Since coming to Colby in 2012 with a Ph.D. in Music Studies from Northwestern University, Professor Zelensky developed an array of out-of-the-box music courses that cross curriculum and make music fun, innovative nourishing. Courses titled “From Rockabilly Kings to Lady Gaga: A History of Rock and Roll;” “Exploring Music and Gender;” and “Introduction to World Music” have helped established her teaching style and has drawn interest campus-wide.

But it’s her course titled “Music as Culture: Introduction to Ethnomusicology” that has become wildly popular with music majors and non-music majors alike. Ethnomusicology broadly bundles cultural and interdisciplinary elements of music and explores how music engages the arts, religious belief, philosophy, society, etc. It can be a study of any period of history or global location, but what makes Zelensky’s course particularly unique is its convergence with Maine’s Franco-American Music.

The students of MU222/Maine’s Musical Soundscapes: The Ethnography of Maine learn ethnographic field methods and conduct interviews at sites that make up the rich tapestry of Maine’s soundscape.

Students are paired up to plan and conquer the tasks of conducting interviews, writing treatments, creating storyboards and then presenting their findings in the form of a documentary film.

“I’ve learned that making a documentary is very difficult, said Mardene Haskell, a sophomore from Holderness NH, Sophomore. “You are not only filming an interview…you are telling a story and attempting to represent someone to the best of your ability.”

Mardene’s biggest challenge was working with the editing software but “I love learning about things that I wouldn’t otherwise know unless I put myself out there, and take classes that I know nothing about. Colby has given me the opportunity to do that.”

“I am proud to say that I know much more about my state, Franco-American history, as well as the history of Maine,” she recanted, noting “Maine is a unique, amazing place that will always have a huge place in my heart.”

Mike Boardman, a sophomore from Pelham, NH and Cameron Price, a freshman from Rutland, VT were co-directors of their film project.

“It has been a very learn-as-you-go process for us,” said Boardman. “We think the interviews just got better each time and we became more comfortable with our consultant.”

But they also shared their challenges with the editing and trimming. “That has been quite a surprise, we thought it would be a little bit easier,” Boardman stated.

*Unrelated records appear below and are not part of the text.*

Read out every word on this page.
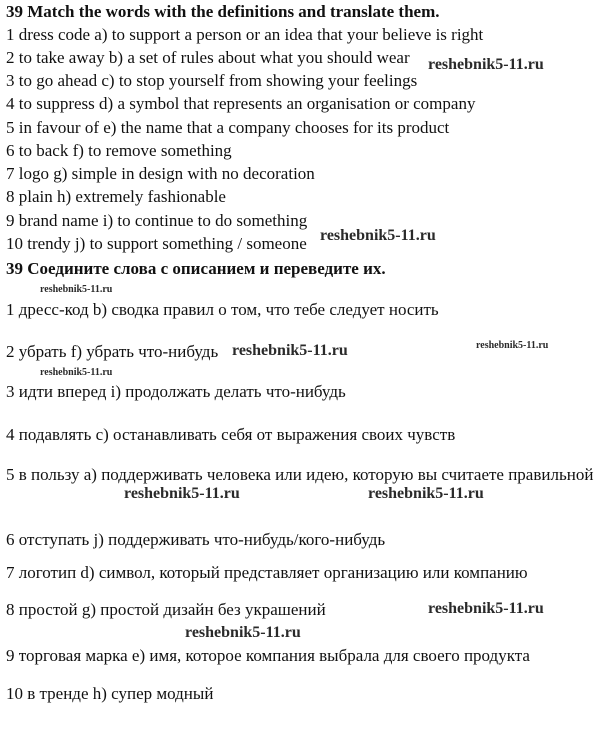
39 Match the words with the definitions and translate them.
1 dress code a) to support a person or an idea that your believe is right
2 to take away b) a set of rules about what you should wear
3 to go ahead c) to stop yourself from showing your feelings
4 to suppress d) a symbol that represents an organisation or company
5 in favour of e) the name that a company chooses for its product
6 to back f) to remove something
7 logo g) simple in design with no decoration
8 plain h) extremely fashionable
9 brand name i) to continue to do something
10 trendy j) to support something / someone
39 Соедините слова с описанием и переведите их.
1 дресс-код b) сводка правил о том, что тебе следует носить
2 убрать f) убрать что-нибудь
3 идти вперед i) продолжать делать что-нибудь
4 подавлять c) останавливать себя от выражения своих чувств
5 в пользу a) поддерживать человека или идею, которую вы считаете правильной
6 отступать j) поддерживать что-нибудь/кого-нибудь
7 логотип d) символ, который представляет организацию или компанию
8 простой g) простой дизайн без украшений
9 торговая марка e) имя, которое компания выбрала для своего продукта
10 в тренде h) супер модный
reshebnik5-11.ru
reshebnik5-11.ru
reshebnik5-11.ru
reshebnik5-11.ru	reshebnik5-11.ru
reshebnik5-11.ru
reshebnik5-11.ru	reshebnik5-11.ru
reshebnik5-11.ru
reshebnik5-11.ru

“We have both learned a lot about the Franco culture and the process to make a movie,” said Price, adding, “And we hope to pass along our perspective of that culture to those who see our film.”

“For us it has been a great experience working with our consultant,” the two concurred. “He always made jokes and had us laughing during the entire process. And we got to make a movie we wouldn’t have done on our own without the push of our teacher and Colby.”

[Editor’s Note: As the consultant for the Boardman-Price creation, I can attest to their highest level of respect and professional “star” treatment. They were so comfortable to share this journey with, and represented the project, the class and the College with a refreshing sense of purpose and pride.]

The collection of student documentaries will be shown to the public this Friday, May 8th at an event called Maine’s Musical Heritage, from 7-8:30 at Given Auditorium in the Bixler Building on the Colby Campus.

This year’s film subjects include: Jacynthe Blais Jacques, French instructor/Tutor and Director of Cultural and Language programs at The Franco Center in Lewiston; John Cote, guitarist, mandolin and fiddle player from Lewiston; Louis Philippe, singer/recording artist from Westbrook; Steve Muise, fiddler and teacher from Farmington; Accordeonist Leonel Ducas from Orrington; and Luc Duplussey.

The event is open to all students, faculty, staff and the interested public. Admission is free and a reception will follow.